Smart died in his sleep from congestive heart failure at the age of 97 on Sunday, November 12, 2006, and was buried the following week on Thursday November 16, 2006. He was divorced in 1946. He had four children; three daughters and a son. He was predeceased by two daughters.

==Awards and decorations==
Smart received numerous decorations including: Distinguished Service Cross, Distinguished Service Medal, Distinguished Flying Cross, Legion of Merit and four awards of the Air Medal. He was also awarded the decoration of Ulchi by the Republic of Korea, and was an honorary Knight Commander of the Order of the British Empire.

USAF Command Pilot
| Distinguished Service Cross | Air Force Distinguished Service Medal | Army Distinguished Service Medal with two bronze oak leaf clusters |
| Legion of Merit | Distinguished Flying Cross | Purple Heart with bronze oak leaf cluster |
| Air Medal with three bronze oak leaf clusters | Army Commendation Medal | Prisoner of War Medal |
| American Defense Service Medal | American Campaign Medal | Asiatic-Pacific Campaign Medal with two bronze campaign stars |
| European–African–Middle Eastern Campaign Medal with silver and bronze campaign stars | World War II Victory Medal | National Defense Service Medal with service star |
| Korean Service Medal with bronze campaign star | Air Force Longevity Service Award with one silver and two bronze oak leaf clusters | Honorary Knight Commander of the Order of the British Empire (United Kingdom) |
| Order of Military Merit Eulji Medal (South Korea) | United Nations Korea Medal | Republic of Korea War Service Medal |

===Distinguished Service Cross===

Smart, Jacob E.
Colonel, U.S Army Air Forces
97th Bombardment Group, 15th Air Force
Date of Action: 18 March 1944 to 10 May 1944
Headquarters, U.S. Army Air Forces-Mediterranean Theater of Operations, General Orders No. 32 (June 12, 1944)

Citation:

The President of the United States of America, authorized by Act of Congress, July 9, 1918, takes pleasure in presenting the Distinguished Service Cross to Colonel (Air Corps) Jacob Edward Smart, United States Army Air Forces, for extraordinary heroism in connection with military operations against an armed enemy while serving as Commanding Officer of the 97th Bombardment Group (H), Fifteenth Air Force, while participating in a bombing mission on 10 May 1944, against a vitally important and heavily defended aircraft production center in Wiener-Neustadt, Austria.
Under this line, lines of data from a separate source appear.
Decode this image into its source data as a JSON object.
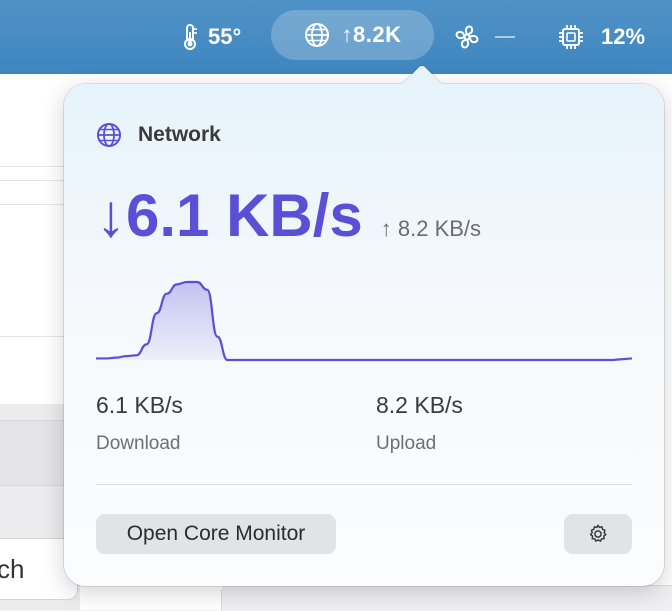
{
  "menubar": {
    "temperature": "55°",
    "network": "↑8.2K",
    "fan": "",
    "cpu": "12%"
  },
  "background": {
    "field_text": "ch"
  },
  "popover": {
    "title": "Network",
    "download_big": "↓6.1 KB/s",
    "upload_small": "↑ 8.2 KB/s",
    "download_value": "6.1 KB/s",
    "download_label": "Download",
    "upload_value": "8.2 KB/s",
    "upload_label": "Upload",
    "open_button": "Open Core Monitor"
  },
  "colors": {
    "accent": "#5a50d6",
    "menubar": "#4589c2"
  },
  "chart_data": {
    "type": "area",
    "values": [
      0.02,
      0.02,
      0.03,
      0.05,
      0.06,
      0.2,
      0.6,
      0.85,
      0.97,
      1.0,
      1.0,
      0.9,
      0.3,
      0.0,
      0.0,
      0.0,
      0.0,
      0.0,
      0.0,
      0.0,
      0.0,
      0.0,
      0.0,
      0.0,
      0.0,
      0.0,
      0.0,
      0.0,
      0.0,
      0.0,
      0.0,
      0.0,
      0.0,
      0.0,
      0.0,
      0.0,
      0.0,
      0.0,
      0.0,
      0.0,
      0.0,
      0.0,
      0.0,
      0.0,
      0.0,
      0.0,
      0.0,
      0.0,
      0.0,
      0.0,
      0.0,
      0.0,
      0.01,
      0.02
    ],
    "color": "#5a50d6"
  }
}
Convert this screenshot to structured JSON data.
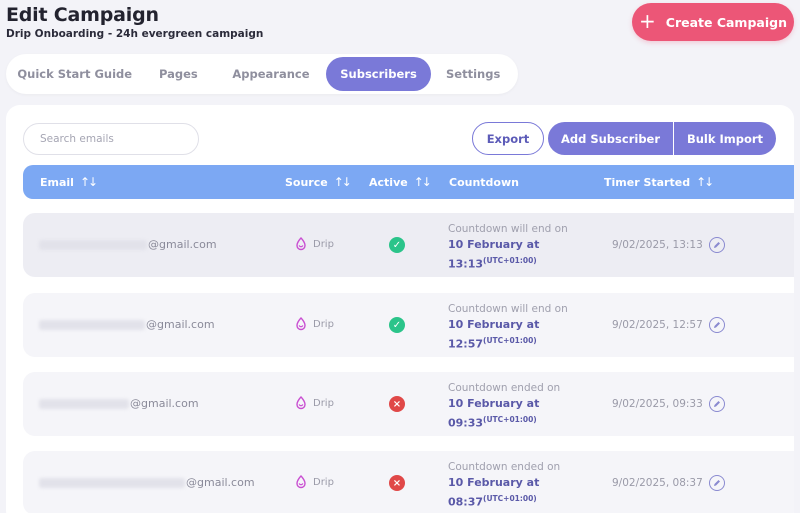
{
  "header": {
    "title": "Edit Campaign",
    "subtitle": "Drip Onboarding - 24h evergreen campaign",
    "create_label": "Create Campaign",
    "create_icon": "plus-icon"
  },
  "tabs": [
    {
      "label": "Quick Start Guide",
      "active": false
    },
    {
      "label": "Pages",
      "active": false
    },
    {
      "label": "Appearance",
      "active": false
    },
    {
      "label": "Subscribers",
      "active": true
    },
    {
      "label": "Settings",
      "active": false
    }
  ],
  "toolbar": {
    "search_placeholder": "Search emails",
    "export_label": "Export",
    "add_label": "Add Subscriber",
    "bulk_label": "Bulk Import"
  },
  "table": {
    "columns": [
      {
        "label": "Email",
        "sortable": true
      },
      {
        "label": "Source",
        "sortable": true
      },
      {
        "label": "Active",
        "sortable": true
      },
      {
        "label": "Countdown",
        "sortable": false
      },
      {
        "label": "Timer Started",
        "sortable": true
      }
    ],
    "rows": [
      {
        "email_domain": "@gmail.com",
        "source": "Drip",
        "active": true,
        "countdown_label": "Countdown will end on",
        "countdown_date": "10 February at",
        "countdown_time": "13:13",
        "countdown_tz": "(UTC+01:00)",
        "timer_started": "9/02/2025, 13:13"
      },
      {
        "email_domain": "@gmail.com",
        "source": "Drip",
        "active": true,
        "countdown_label": "Countdown will end on",
        "countdown_date": "10 February at",
        "countdown_time": "12:57",
        "countdown_tz": "(UTC+01:00)",
        "timer_started": "9/02/2025, 12:57"
      },
      {
        "email_domain": "@gmail.com",
        "source": "Drip",
        "active": false,
        "countdown_label": "Countdown ended on",
        "countdown_date": "10 February at",
        "countdown_time": "09:33",
        "countdown_tz": "(UTC+01:00)",
        "timer_started": "9/02/2025, 09:33"
      },
      {
        "email_domain": "@gmail.com",
        "source": "Drip",
        "active": false,
        "countdown_label": "Countdown ended on",
        "countdown_date": "10 February at",
        "countdown_time": "08:37",
        "countdown_tz": "(UTC+01:00)",
        "timer_started": "9/02/2025, 08:37"
      }
    ]
  },
  "colors": {
    "accent": "#7a79d8",
    "create_button": "#ec5677",
    "table_header": "#7ca8f3",
    "status_ok": "#2bc48a",
    "status_no": "#e04848"
  },
  "icons": {
    "sort": "sort-icon",
    "source": "drip-icon",
    "active_true": "check-circle-icon",
    "active_false": "x-circle-icon",
    "edit": "pencil-icon"
  }
}
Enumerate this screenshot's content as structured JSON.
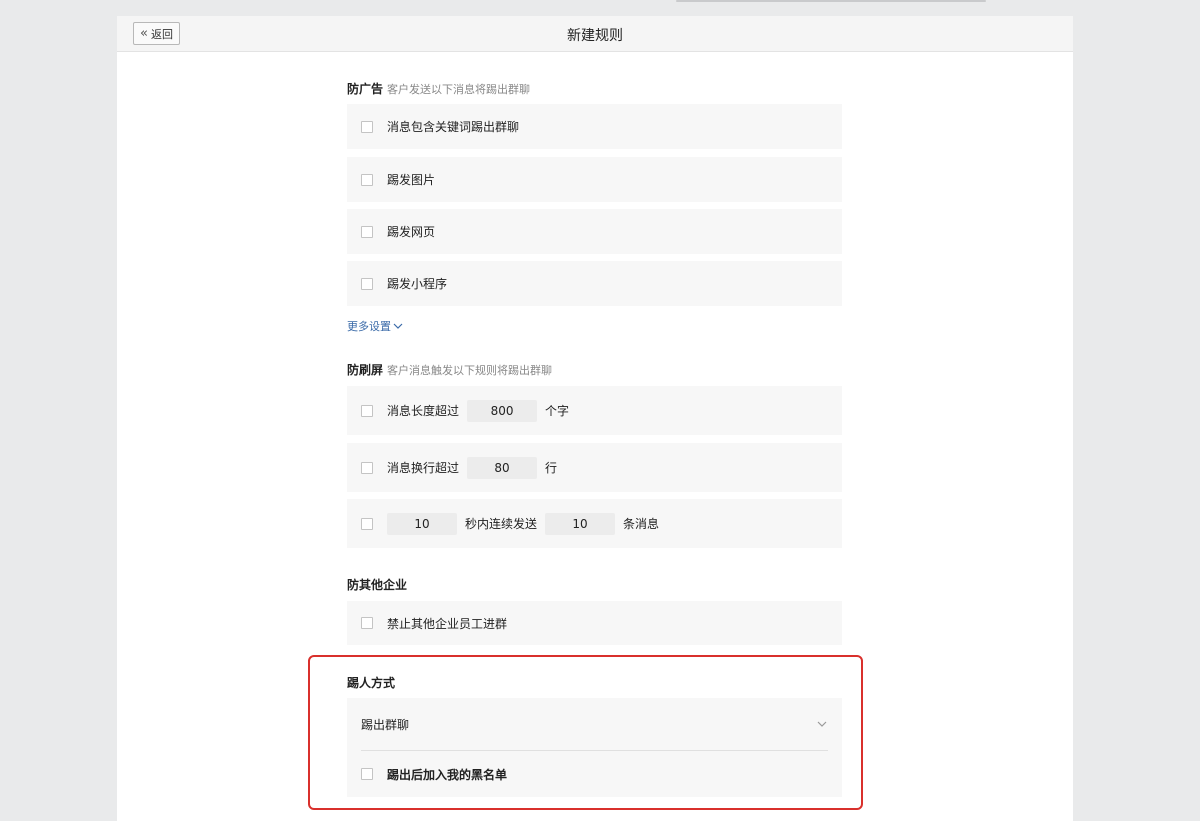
{
  "header": {
    "back_label": "返回",
    "title": "新建规则"
  },
  "anti_ad": {
    "title": "防广告",
    "subtitle": "客户发送以下消息将踢出群聊",
    "items": [
      {
        "label": "消息包含关键词踢出群聊"
      },
      {
        "label": "踢发图片"
      },
      {
        "label": "踢发网页"
      },
      {
        "label": "踢发小程序"
      }
    ],
    "more_label": "更多设置"
  },
  "anti_spam": {
    "title": "防刷屏",
    "subtitle": "客户消息触发以下规则将踢出群聊",
    "length": {
      "prefix": "消息长度超过",
      "value": "800",
      "suffix": "个字"
    },
    "lines": {
      "prefix": "消息换行超过",
      "value": "80",
      "suffix": "行"
    },
    "burst": {
      "seconds": "10",
      "middle": "秒内连续发送",
      "count": "10",
      "suffix": "条消息"
    }
  },
  "anti_other": {
    "title": "防其他企业",
    "items": [
      {
        "label": "禁止其他企业员工进群"
      }
    ]
  },
  "kick_mode": {
    "title": "踢人方式",
    "selected": "踢出群聊",
    "blacklist_label": "踢出后加入我的黑名单"
  },
  "colors": {
    "highlight": "#d9302c",
    "link": "#3a6aa8"
  }
}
Colonel Smart remained with a ship damaged by a direct hit until he was assured that his group would accurately bomb the target. Leaving the protective formation to return the crippled ship to its base, Colonel Smart displayed great courage in remaining with the ship when its condition would have warranted abandonment. Colonel Smart's courage, resourcefulness and determination led to his selection to lead an attack on another vital target in the same area on 10 May 1944. With the skill and courage that he had displayed on twenty-seven raids during the period of 18 March 1944 to 10 May 1944, Colonel Smart again was successful in bringing his group through unusually severe weather conditions and augmented aircraft defense to the beginning of the bomb run when his ship was observed to explode. The gallant, intrepid leadership displayed by Colonel Smart in accomplishing his assignment regardless of hazard or opposition upholds the highest traditions of the military service and reflect great credit upon himself, the 15th Air Force, and the United States Army Air Forces.